My chill intensifies. I am shivering. I can’t get warm. All my energy is going into my uterus contracting. I put on many layers of clothes. Grandma Judy is awake. She hears my sounds. Martha is rubbing my back again. I stay low to the ground on my hands and knees. Once I find this position, I don’t know how to move. Martha asks me if I want to be downstairs. I don’t know how to answer her. Grandma Judy strokes my forehead. It feels awful. I don’t want anyone touching me. I want space around me. I know why some animals crawl away to give birth. I am getting loud. Grandma Judy is tape recording. I am entirely consumed by odd and disturbing sensations. This is not my body. I can’t imagine how this could be right. I need to hear that this is what is supposed to happen, I want to surrender. Martha stays with us and lets us know we are doing beautifully. I welcome these words!
This is my powerful body. I feel like a cow or like a humpback whale, as they sound their low, sustained notes. I am a cow, a whale, so wide and slow.
I have an urge to push—“urge” is putting it mildly. It is an undeniable, roaring force to move you through and out of my body. This feels clear and totally satisfying. These waves of pushing are my universe. These waves of pushing are all that exist. I hold on. I go for the ride.
Mary checks to see if I am fully dilated and finds your head at the opening of my yoni, ready to be birthed. Grandma Judy and Martha manage to take my pants off. Grandma Judy puts water on to boil the scissors and the cord clamp and gets out the camera. Your dad calls Chris and Rosemary, stokes the fire and gets your first soft, cozy blanket ready.

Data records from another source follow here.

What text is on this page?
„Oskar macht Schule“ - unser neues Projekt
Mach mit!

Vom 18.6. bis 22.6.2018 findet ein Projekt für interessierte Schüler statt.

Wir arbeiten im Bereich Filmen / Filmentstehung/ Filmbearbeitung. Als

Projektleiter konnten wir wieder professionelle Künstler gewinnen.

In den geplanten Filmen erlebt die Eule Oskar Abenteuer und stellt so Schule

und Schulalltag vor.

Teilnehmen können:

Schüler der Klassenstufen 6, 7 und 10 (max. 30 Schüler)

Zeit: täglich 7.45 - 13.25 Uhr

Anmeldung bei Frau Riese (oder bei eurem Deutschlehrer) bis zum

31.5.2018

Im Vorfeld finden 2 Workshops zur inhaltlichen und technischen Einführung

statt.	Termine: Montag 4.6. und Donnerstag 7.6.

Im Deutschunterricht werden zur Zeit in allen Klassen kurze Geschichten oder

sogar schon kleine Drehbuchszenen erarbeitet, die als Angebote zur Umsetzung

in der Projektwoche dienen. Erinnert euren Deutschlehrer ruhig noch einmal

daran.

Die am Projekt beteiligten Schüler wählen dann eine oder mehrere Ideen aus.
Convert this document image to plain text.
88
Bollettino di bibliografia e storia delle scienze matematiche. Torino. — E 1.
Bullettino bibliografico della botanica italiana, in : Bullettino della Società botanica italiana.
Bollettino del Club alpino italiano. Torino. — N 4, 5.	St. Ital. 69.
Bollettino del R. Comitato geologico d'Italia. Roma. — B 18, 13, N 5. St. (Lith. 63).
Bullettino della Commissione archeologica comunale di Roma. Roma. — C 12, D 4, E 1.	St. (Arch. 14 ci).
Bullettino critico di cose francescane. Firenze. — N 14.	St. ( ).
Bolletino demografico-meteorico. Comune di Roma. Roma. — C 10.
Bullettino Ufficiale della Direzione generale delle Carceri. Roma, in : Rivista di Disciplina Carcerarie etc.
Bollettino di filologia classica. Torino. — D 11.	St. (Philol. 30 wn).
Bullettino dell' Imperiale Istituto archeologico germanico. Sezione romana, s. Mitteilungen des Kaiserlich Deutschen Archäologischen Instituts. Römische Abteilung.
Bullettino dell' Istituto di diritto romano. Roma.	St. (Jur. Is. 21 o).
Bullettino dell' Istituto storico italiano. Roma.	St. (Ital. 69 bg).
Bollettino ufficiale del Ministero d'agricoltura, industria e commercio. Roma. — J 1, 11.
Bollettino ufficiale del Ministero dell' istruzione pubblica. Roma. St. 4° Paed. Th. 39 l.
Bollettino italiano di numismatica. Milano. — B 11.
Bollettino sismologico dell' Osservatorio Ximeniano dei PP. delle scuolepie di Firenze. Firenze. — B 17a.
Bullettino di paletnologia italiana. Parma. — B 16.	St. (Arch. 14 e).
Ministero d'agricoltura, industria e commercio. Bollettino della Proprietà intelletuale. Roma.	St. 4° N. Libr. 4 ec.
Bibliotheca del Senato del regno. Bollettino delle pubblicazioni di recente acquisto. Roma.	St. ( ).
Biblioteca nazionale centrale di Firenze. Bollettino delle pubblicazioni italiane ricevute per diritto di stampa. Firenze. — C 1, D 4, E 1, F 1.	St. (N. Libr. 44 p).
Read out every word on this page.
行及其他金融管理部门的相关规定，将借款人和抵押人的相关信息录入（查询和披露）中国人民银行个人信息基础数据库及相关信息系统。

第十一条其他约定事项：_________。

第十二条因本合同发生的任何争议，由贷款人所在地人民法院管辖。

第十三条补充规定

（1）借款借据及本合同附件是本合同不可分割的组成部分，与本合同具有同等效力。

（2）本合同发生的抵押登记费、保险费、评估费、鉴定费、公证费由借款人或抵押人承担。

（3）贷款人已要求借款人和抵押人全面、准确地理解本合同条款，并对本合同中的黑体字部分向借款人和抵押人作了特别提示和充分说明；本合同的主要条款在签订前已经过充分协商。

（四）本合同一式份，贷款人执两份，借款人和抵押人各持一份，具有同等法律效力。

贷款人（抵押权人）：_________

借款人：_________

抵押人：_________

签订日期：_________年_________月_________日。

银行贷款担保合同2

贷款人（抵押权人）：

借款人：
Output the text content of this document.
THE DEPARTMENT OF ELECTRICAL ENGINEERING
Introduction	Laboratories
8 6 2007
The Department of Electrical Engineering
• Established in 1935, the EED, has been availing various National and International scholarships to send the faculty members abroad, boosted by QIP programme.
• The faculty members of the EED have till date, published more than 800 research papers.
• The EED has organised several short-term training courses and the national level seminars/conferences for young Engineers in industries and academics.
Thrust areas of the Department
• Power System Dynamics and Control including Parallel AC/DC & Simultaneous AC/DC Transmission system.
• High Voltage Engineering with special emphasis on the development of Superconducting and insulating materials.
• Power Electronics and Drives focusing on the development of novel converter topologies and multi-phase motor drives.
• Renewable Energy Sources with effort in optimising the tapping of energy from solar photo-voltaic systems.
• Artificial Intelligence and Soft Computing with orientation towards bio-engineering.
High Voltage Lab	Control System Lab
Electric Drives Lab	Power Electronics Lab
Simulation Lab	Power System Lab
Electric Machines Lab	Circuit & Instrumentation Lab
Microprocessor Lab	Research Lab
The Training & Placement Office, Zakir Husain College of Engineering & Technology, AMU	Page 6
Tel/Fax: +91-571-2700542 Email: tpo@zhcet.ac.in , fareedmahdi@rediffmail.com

There is an intense burning sensation at the opening of my yoni. Wow! Oww! I remember some words of wisdom an experienced woman gave me at our blessingway: “loose mouth lips equal loose yoni lips.” I am on my hands and knees, a cow, a whale, moaning, mooing, blowing out through relaxed, loose mouth and lips. Chris arrives and with another full-bodied push you are born into Dad’s hands. I lift my leg over your umbilical cord and take you into my arms as you cry and cry.
“Hello sweet, beautiful daughter, there you are!”
I thought I was birthing six boys.
We all look on in wonderment. You are oh, so lovely.
And as your Grandpa Jim says later that day, “No hair, no eyebrows, no teeth, and still the most beautiful thing I’ve ever seen.”
I lie back into Chris’ arms and am embraced by an angel
Grandma Judy’s eyes are so full of love and awe and relief
Your dad is right there with you, falling in love
You are sticky, bloody, pink, skinny, creamy, yummy, froggy, old
Creature
You smell so good
Martha makes a most divine oat straw, nettle, and honey tea for
me to sip through a straw
Another contraction and I birth our placenta
Your cord stops pulsing
Your dad clamps and cuts it
We admire the gorgeous placenta before Grandma Judy takes it
to prepare it for
eating
Rosemary walks in with a bowl of strawberries
You find my nipple and know exactly what to do
I love giving birth to you
Ellah is now an urban-dwelling midwife, dancer, and clothes maker.
* Oxytocin is a hormone released by the pituitary gland that causes the contraction of the uterus during and after labor (to birth both the baby and the placenta).